Recentemente, vivenciei momentos intensos junto a uma equipe com que estou trabalhando há alguns meses. Tivemos a primeira reunião com a alta administração do hospital para compartilhar o andamento de um projeto bastante importante para a organização. A equipe estava bastante ansiosa, afinal de contas falaríamos sobre....problemas! Diversos!
Não era pra menos: a partir das avaliações do grupo, diversas lacunas deveriam ser endereçadas rapidamente. E, para isso, consideramos apropriado mostrar nossos achados de maneira franca, expondo-os à alta administração, colocando os problemas sobre a mesa. Talvez por isso a equipe de trabalho estivesse tão ansiosas. Existia um certo medo no ar. Poderia a reunião transformar-se numa oportunidade para lavar roupa suja? Ou mesmo um palco para apontar dedos?
Naquele hospital, como em muitas outras organizações, não se fala abertamente sobre problemas. Problemas possuem conotação negativa, representam coisas indesejadas. O detalhe é que se não expusermos os problemas, dificilmente conseguiremos resolvê-los. E se não soubermos lidar adequadamente com eles, podemos estar nutrindo ambientes de trabalho em que pessoas passam a escondê-los. Problemas sempre vão existir. Cabe a nós decidirmos se queremos ou não enxergá-los e, a partir daí, se faremos (ou não) algo para tentar eliminar sua existência e prevenir sua recorrência.
Estávamos trabalhando em melhoria no fluxo de valor do paciente cirúrgico, analisando as etapas do processo do início ao fim: do agendamento à alta. Como parte do esforço, foi destacada uma equipe de trabalho multidisciplinar, composta por profissionais de diferentes níveis hierárquicos e áreas funcionais. Considerando todas as etapas do processo e os principias sub-processos envolvidos (fluxo de pacientes, informações, OPME, medicações/materiais e estrutura) foram encontrados 172 problemas, dos quais 25 foram priorizados para o primeiro ciclo de intervenções.
A ansiedade da equipe era compreensível. Colocar 172 problemas em cima da mesa em pouco mais de 60 minutos não era algo que eles estavam acostumados a fazer todos os dias. Havíamos tomado alguns cuidados para passar por aquela etapa da maneira mais suave possível, com esforços de alinhamento prévio que visaram preparar pessoas específicas para aquele momento. Imaginávamos que nem tudo sairia de acordo com o planejado. A alta administração acompanhava o trabalho com proximidade e sabíamos que haveria retaguarda para conduzir a reunião daquela maneira.

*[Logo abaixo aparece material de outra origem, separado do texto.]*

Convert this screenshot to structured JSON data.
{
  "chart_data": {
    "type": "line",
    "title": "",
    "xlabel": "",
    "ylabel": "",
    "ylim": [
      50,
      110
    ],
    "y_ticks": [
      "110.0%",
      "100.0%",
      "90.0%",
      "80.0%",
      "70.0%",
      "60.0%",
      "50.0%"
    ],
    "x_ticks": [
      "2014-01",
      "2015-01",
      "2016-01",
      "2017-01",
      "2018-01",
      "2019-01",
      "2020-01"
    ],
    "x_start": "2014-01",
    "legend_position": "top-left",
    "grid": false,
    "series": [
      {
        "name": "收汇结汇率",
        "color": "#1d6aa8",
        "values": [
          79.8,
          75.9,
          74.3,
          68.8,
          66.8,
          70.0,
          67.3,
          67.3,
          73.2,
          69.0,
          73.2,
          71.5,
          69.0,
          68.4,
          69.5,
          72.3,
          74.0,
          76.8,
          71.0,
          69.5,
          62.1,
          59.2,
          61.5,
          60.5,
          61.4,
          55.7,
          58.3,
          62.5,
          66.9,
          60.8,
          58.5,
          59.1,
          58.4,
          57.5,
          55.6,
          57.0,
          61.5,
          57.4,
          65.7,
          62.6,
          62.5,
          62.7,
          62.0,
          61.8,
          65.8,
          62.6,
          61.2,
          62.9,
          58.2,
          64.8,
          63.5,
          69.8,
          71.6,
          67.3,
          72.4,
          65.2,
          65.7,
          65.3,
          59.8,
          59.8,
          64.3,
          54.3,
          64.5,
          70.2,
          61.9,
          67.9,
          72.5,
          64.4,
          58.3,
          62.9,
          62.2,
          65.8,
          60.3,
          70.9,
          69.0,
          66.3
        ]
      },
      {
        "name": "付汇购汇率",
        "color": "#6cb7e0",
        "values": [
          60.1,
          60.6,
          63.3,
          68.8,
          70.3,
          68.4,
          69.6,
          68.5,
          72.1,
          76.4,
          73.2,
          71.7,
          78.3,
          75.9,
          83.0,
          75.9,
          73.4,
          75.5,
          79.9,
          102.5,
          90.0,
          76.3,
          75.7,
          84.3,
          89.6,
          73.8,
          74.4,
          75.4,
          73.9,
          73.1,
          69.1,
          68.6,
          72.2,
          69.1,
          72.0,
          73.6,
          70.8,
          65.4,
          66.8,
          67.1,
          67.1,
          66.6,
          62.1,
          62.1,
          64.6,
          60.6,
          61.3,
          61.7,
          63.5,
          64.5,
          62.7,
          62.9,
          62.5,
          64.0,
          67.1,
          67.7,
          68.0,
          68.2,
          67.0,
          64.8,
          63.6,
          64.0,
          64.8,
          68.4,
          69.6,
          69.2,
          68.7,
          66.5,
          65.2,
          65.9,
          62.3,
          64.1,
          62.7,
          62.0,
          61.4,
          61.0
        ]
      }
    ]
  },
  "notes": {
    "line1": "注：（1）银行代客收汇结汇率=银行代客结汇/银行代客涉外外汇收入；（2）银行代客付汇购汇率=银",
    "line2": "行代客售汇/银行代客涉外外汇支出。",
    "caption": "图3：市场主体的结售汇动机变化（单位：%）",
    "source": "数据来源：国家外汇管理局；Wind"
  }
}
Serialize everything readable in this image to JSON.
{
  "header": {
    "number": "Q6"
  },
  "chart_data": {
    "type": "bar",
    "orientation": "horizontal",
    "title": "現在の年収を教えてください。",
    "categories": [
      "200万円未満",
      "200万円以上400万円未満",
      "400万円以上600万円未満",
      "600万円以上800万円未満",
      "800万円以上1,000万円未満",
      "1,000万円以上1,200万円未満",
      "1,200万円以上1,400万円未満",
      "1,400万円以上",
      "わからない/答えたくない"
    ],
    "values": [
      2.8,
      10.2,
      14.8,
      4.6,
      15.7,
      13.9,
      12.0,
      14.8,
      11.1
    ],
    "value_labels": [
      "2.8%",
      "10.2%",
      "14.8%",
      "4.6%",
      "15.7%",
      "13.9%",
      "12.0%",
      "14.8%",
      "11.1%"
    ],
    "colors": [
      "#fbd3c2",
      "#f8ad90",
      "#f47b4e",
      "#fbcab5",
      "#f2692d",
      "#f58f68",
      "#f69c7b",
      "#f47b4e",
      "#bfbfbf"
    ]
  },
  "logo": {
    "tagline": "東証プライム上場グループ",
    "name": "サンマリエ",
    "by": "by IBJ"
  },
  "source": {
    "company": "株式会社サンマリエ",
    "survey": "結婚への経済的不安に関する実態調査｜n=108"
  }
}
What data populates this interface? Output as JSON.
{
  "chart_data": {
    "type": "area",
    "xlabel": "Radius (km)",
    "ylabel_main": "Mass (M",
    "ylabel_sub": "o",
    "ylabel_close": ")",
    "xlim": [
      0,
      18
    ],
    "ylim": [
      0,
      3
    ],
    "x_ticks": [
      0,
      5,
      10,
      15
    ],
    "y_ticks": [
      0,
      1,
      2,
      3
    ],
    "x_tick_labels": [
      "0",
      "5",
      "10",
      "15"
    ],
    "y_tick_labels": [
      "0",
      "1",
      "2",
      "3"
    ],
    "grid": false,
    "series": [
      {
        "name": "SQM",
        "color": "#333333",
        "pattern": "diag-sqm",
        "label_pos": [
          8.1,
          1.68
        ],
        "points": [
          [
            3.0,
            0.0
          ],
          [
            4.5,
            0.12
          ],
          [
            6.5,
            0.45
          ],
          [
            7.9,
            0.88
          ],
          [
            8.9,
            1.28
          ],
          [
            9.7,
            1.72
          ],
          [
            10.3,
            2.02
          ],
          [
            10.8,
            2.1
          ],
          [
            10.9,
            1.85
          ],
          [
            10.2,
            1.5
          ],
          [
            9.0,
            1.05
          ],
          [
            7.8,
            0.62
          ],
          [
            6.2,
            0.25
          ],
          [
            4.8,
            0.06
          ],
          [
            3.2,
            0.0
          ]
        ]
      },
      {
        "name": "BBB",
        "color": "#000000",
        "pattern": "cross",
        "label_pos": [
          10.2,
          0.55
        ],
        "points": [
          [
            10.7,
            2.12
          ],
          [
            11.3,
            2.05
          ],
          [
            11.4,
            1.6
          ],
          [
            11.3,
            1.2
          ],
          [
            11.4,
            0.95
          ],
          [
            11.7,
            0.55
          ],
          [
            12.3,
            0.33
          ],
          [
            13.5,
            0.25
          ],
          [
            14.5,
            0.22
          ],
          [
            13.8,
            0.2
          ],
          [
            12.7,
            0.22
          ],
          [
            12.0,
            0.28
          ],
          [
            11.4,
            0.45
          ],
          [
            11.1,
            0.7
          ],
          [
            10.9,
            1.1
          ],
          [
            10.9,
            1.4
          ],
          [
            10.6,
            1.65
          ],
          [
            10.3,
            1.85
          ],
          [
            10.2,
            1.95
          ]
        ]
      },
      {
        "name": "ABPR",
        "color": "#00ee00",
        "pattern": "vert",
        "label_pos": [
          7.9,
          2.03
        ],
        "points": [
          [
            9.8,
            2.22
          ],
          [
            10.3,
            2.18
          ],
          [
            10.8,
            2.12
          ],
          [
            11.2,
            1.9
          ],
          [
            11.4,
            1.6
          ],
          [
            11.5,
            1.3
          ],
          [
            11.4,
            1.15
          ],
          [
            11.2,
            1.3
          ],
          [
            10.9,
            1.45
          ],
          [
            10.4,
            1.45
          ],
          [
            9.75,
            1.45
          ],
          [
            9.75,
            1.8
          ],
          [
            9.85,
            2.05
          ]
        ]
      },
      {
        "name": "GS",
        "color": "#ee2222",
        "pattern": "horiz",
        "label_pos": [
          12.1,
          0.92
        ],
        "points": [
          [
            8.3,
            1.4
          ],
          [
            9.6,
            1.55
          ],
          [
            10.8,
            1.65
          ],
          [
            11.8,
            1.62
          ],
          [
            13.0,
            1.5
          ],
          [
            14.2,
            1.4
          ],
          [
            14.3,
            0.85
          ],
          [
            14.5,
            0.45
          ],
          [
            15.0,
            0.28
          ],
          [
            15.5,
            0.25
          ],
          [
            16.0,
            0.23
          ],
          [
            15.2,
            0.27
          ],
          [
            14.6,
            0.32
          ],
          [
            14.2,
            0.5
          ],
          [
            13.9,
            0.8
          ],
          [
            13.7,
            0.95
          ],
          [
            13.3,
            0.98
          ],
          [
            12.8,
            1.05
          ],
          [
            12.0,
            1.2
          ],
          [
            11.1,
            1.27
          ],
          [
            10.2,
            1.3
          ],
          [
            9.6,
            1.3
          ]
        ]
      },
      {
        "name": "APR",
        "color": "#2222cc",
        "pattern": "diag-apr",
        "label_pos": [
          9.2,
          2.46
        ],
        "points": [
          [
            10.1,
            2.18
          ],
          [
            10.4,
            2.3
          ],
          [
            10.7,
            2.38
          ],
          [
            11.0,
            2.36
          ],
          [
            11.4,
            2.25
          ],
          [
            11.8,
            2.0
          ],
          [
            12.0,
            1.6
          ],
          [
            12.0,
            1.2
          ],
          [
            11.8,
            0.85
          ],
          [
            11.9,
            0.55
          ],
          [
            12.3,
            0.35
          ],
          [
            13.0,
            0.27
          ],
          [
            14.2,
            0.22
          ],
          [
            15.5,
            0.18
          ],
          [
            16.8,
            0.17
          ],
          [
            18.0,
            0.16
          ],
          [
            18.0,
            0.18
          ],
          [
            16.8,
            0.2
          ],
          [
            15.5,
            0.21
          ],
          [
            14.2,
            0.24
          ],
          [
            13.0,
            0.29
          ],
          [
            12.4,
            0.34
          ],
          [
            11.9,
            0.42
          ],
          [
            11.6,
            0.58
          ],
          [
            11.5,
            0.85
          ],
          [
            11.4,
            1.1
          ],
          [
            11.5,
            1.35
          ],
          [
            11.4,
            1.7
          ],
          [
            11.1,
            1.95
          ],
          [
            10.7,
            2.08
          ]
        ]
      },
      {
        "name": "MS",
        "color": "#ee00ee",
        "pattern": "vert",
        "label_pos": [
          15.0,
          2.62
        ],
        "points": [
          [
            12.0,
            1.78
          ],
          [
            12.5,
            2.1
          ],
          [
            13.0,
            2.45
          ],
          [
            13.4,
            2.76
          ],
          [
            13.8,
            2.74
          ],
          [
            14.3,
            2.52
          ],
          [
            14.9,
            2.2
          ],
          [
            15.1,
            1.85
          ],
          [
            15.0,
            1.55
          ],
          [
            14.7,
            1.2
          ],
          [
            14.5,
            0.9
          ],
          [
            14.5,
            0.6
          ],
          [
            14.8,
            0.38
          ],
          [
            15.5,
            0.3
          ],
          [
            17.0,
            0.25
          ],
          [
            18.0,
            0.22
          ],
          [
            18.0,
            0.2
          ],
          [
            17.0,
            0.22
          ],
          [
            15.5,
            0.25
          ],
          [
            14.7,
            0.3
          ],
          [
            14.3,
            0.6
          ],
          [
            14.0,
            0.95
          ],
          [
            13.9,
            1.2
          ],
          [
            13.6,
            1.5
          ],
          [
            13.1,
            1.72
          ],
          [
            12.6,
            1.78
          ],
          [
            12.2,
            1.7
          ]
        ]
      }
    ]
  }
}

Parece que funcionou. E conseguimos o desejado. Os grupos de trabalho apresentaram e contextualizam com muita clareza os problemas que haviam sido encontrados e como estavam imaginando solucioná-los. A reação foi positiva e ficou evidente que a maioria dos líderes e gestores havia entendido o espírito colaborativo da iniciativa, contribuindo com idéias e feedback para a equipe.
É claro que tivemos momentos de estranhamento, tentativas de defender determinados espaços, mas nada que não estivesse no roteiro. O importante foi conseguirmos deixar claro que conhecíamos os reais problemas, quais deles deveriam ser priorizados e como pretendíamos a resolvê-los. A alta administração elogiou o esforço e o grupo ganhou a força que precisava para seguir adiante. Vencemos uma importante etapa e agora estamos todos na mesma página.
Existe um enorme desafio para rompermos barreiras semelhantes a essa, especialmente na área da saúde. Enquanto não formos capazes de colocar os reais problemas sobre a mesa, não teremos a clareza e a objetividade necessárias para resolvê-los de maneira efetiva. Enquanto isso, teremos que continuar contando com inúmeros heróis anônimos, profissionais dedicados que lutam diariamente para atenuar os sintomas, minimizar as consequência e apagar os mesmos incêndios todos dos os dias.
Precisamos entender porque problemas acontecem, e não apenas atuar de maneira imediatista, buscando deslocar o foco para quem está por traz dos fatos indesejados. Se estivermos dispostos a entender com mais profundidade a real origem dos problemas, descobriremos que a maioria está associada a processos quebrados, mal projetados, na maioria das vezes altamente dependentes de pessoas, os heróis a que me refiro acima, aqueles que mantêm as coisas funcionando apesar das dificuldades.